Confirmed: Israel says it struck military targets in western and central Iran. Confirmed: Iran fired missiles toward Israel after Israel struck Beirut's southern suburbs. Confirmed: the exchange happened while U.S.-Iran ceasefire diplomacy was already under strain from Lebanon, Hezbollah activity and wider Gulf security incidents.

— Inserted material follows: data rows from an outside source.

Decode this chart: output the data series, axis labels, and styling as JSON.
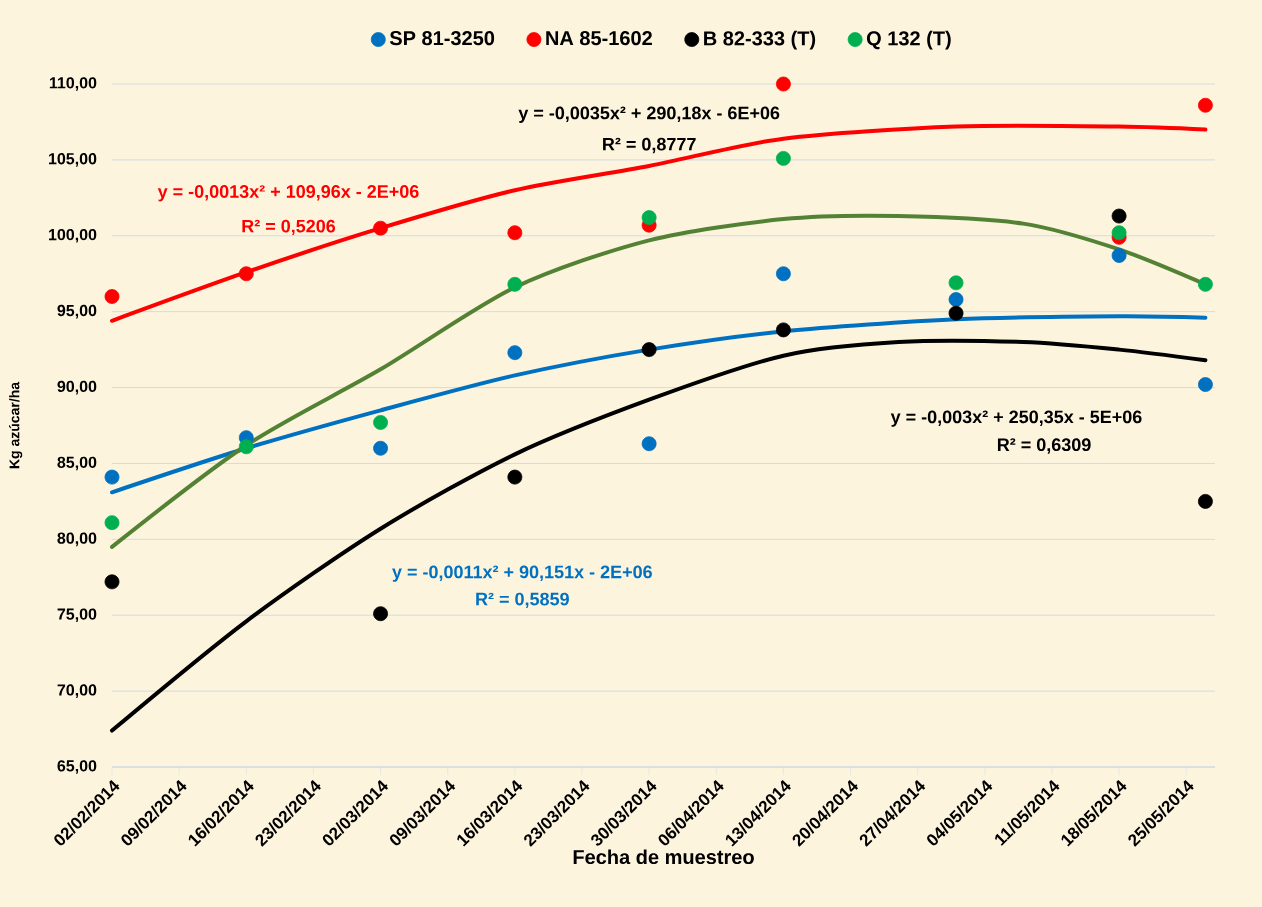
{
  "chart_data": {
    "type": "scatter",
    "xlabel": "Fecha de muestreo",
    "ylabel": "Kg azúcar/ha",
    "xlim": [
      "2014-02-02",
      "2014-05-28"
    ],
    "ylim": [
      65,
      110
    ],
    "xticks": [
      {
        "value": "2014-02-02",
        "label": "02/02/2014"
      },
      {
        "value": "2014-02-09",
        "label": "09/02/2014"
      },
      {
        "value": "2014-02-16",
        "label": "16/02/2014"
      },
      {
        "value": "2014-02-23",
        "label": "23/02/2014"
      },
      {
        "value": "2014-03-02",
        "label": "02/03/2014"
      },
      {
        "value": "2014-03-09",
        "label": "09/03/2014"
      },
      {
        "value": "2014-03-16",
        "label": "16/03/2014"
      },
      {
        "value": "2014-03-23",
        "label": "23/03/2014"
      },
      {
        "value": "2014-03-30",
        "label": "30/03/2014"
      },
      {
        "value": "2014-04-06",
        "label": "06/04/2014"
      },
      {
        "value": "2014-04-13",
        "label": "13/04/2014"
      },
      {
        "value": "2014-04-20",
        "label": "20/04/2014"
      },
      {
        "value": "2014-04-27",
        "label": "27/04/2014"
      },
      {
        "value": "2014-05-04",
        "label": "04/05/2014"
      },
      {
        "value": "2014-05-11",
        "label": "11/05/2014"
      },
      {
        "value": "2014-05-18",
        "label": "18/05/2014"
      },
      {
        "value": "2014-05-25",
        "label": "25/05/2014"
      }
    ],
    "yticks": [
      {
        "value": 65,
        "label": "65,00"
      },
      {
        "value": 70,
        "label": "70,00"
      },
      {
        "value": 75,
        "label": "75,00"
      },
      {
        "value": 80,
        "label": "80,00"
      },
      {
        "value": 85,
        "label": "85,00"
      },
      {
        "value": 90,
        "label": "90,00"
      },
      {
        "value": 95,
        "label": "95,00"
      },
      {
        "value": 100,
        "label": "100,00"
      },
      {
        "value": 105,
        "label": "105,00"
      },
      {
        "value": 110,
        "label": "110,00"
      }
    ],
    "x": [
      "2014-02-02",
      "2014-02-16",
      "2014-03-02",
      "2014-03-16",
      "2014-03-30",
      "2014-04-13",
      "2014-05-01",
      "2014-05-18",
      "2014-05-27"
    ],
    "series": [
      {
        "name": "SP 81-3250",
        "marker": "circle",
        "color": "#0070c0",
        "values": [
          84.1,
          86.7,
          86.0,
          92.3,
          86.3,
          97.5,
          95.8,
          98.7,
          90.2
        ]
      },
      {
        "name": "NA 85-1602",
        "marker": "circle",
        "color": "#ff0000",
        "values": [
          96.0,
          97.5,
          100.5,
          100.2,
          100.7,
          110.0,
          null,
          99.9,
          108.6
        ]
      },
      {
        "name": "B 82-333 (T)",
        "marker": "circle",
        "color": "#000000",
        "values": [
          77.2,
          null,
          75.1,
          84.1,
          92.5,
          93.8,
          94.9,
          101.3,
          82.5
        ]
      },
      {
        "name": "Q 132 (T)",
        "marker": "circle",
        "color": "#00b050",
        "values": [
          81.1,
          86.1,
          87.7,
          96.8,
          101.2,
          105.1,
          96.9,
          100.2,
          96.8
        ]
      },
      {
        "type": "line",
        "marker": "none",
        "color": "#ff0000",
        "x": [
          "2014-02-02",
          "2014-02-16",
          "2014-03-02",
          "2014-03-16",
          "2014-03-30",
          "2014-04-13",
          "2014-05-01",
          "2014-05-18",
          "2014-05-27"
        ],
        "values": [
          94.4,
          97.6,
          100.5,
          103.0,
          104.6,
          106.4,
          107.2,
          107.2,
          107.0
        ]
      },
      {
        "type": "line",
        "marker": "none",
        "color": "#0070c0",
        "x": [
          "2014-02-02",
          "2014-02-16",
          "2014-03-02",
          "2014-03-16",
          "2014-03-30",
          "2014-04-13",
          "2014-05-01",
          "2014-05-18",
          "2014-05-27"
        ],
        "values": [
          83.1,
          86.0,
          88.5,
          90.8,
          92.5,
          93.7,
          94.5,
          94.7,
          94.6
        ]
      },
      {
        "type": "line",
        "marker": "none",
        "color": "#000000",
        "x": [
          "2014-02-02",
          "2014-02-16",
          "2014-03-02",
          "2014-03-16",
          "2014-03-30",
          "2014-04-13",
          "2014-04-25",
          "2014-05-08",
          "2014-05-18",
          "2014-05-27"
        ],
        "values": [
          67.4,
          74.6,
          80.7,
          85.6,
          89.2,
          92.1,
          93.0,
          93.0,
          92.5,
          91.8
        ]
      },
      {
        "type": "line",
        "marker": "none",
        "color": "#548235",
        "x": [
          "2014-02-02",
          "2014-02-16",
          "2014-03-02",
          "2014-03-16",
          "2014-03-30",
          "2014-04-13",
          "2014-04-25",
          "2014-05-08",
          "2014-05-18",
          "2014-05-27"
        ],
        "values": [
          79.5,
          86.2,
          91.2,
          96.6,
          99.7,
          101.1,
          101.3,
          100.8,
          99.1,
          96.8
        ]
      }
    ],
    "annotations": [
      "y = -0,0013x² + 109,96x - 2E+06",
      "R² = 0,5206",
      "y = -0,0035x² + 290,18x - 6E+06",
      "R² = 0,8777",
      "y = -0,003x² + 250,35x - 5E+06",
      "R² = 0,6309",
      "y = -0,0011x² + 90,151x - 2E+06",
      "R² = 0,5859"
    ],
    "grid": "y",
    "legend": "top",
    "line_style": "solid"
  }
}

Also confirmed: the public information is still thin. Israel has not released a full target list. Iran had not immediately provided a detailed damage report in the early AP account. That means early claims about destroyed facilities, casualty counts or U.S. coordination should be treated as unverified until stronger sourcing appears.

Why it matters

The April ceasefire had already looked narrow: it reduced direct Iran-Israel fighting, but it did not settle Lebanon, Hezbollah, the Strait of Hormuz, U.S.-Iran incidents or the nuclear negotiation. Monday's strike shows how quickly one track can pull the others back into the same war logic.

For Israel, the message is deterrence after Iranian missile fire. For Iran, the message is that Beirut and Hezbollah remain connected to the broader conflict. For Washington, the problem is that every strike makes the negotiation table smaller.

What to watch next

The next useful signals are whether Iran launches another wave, whether Israel publishes target details, whether U.S. forces report any regional defensive actions, and whether Trump publicly criticizes or supports Netanyahu's response.

For now, the story is not "full war has resumed." It is more precise, and more dangerous: the ceasefire is being tested by direct missiles and retaliatory strikes before mediators have repaired the Lebanon file.

NoDechev rating: confirmed escalation, incomplete damage picture. The strike and missile sequence are sourced; the target-level outcome is still developing.

Ready social post

Israel says it struck military targets in western and central Iran after Iranian missile fire. The hard fact is the exchange; the unknowns are target damage, casualties and whether the April ceasefire track can survive the Lebanon-Iran linkage.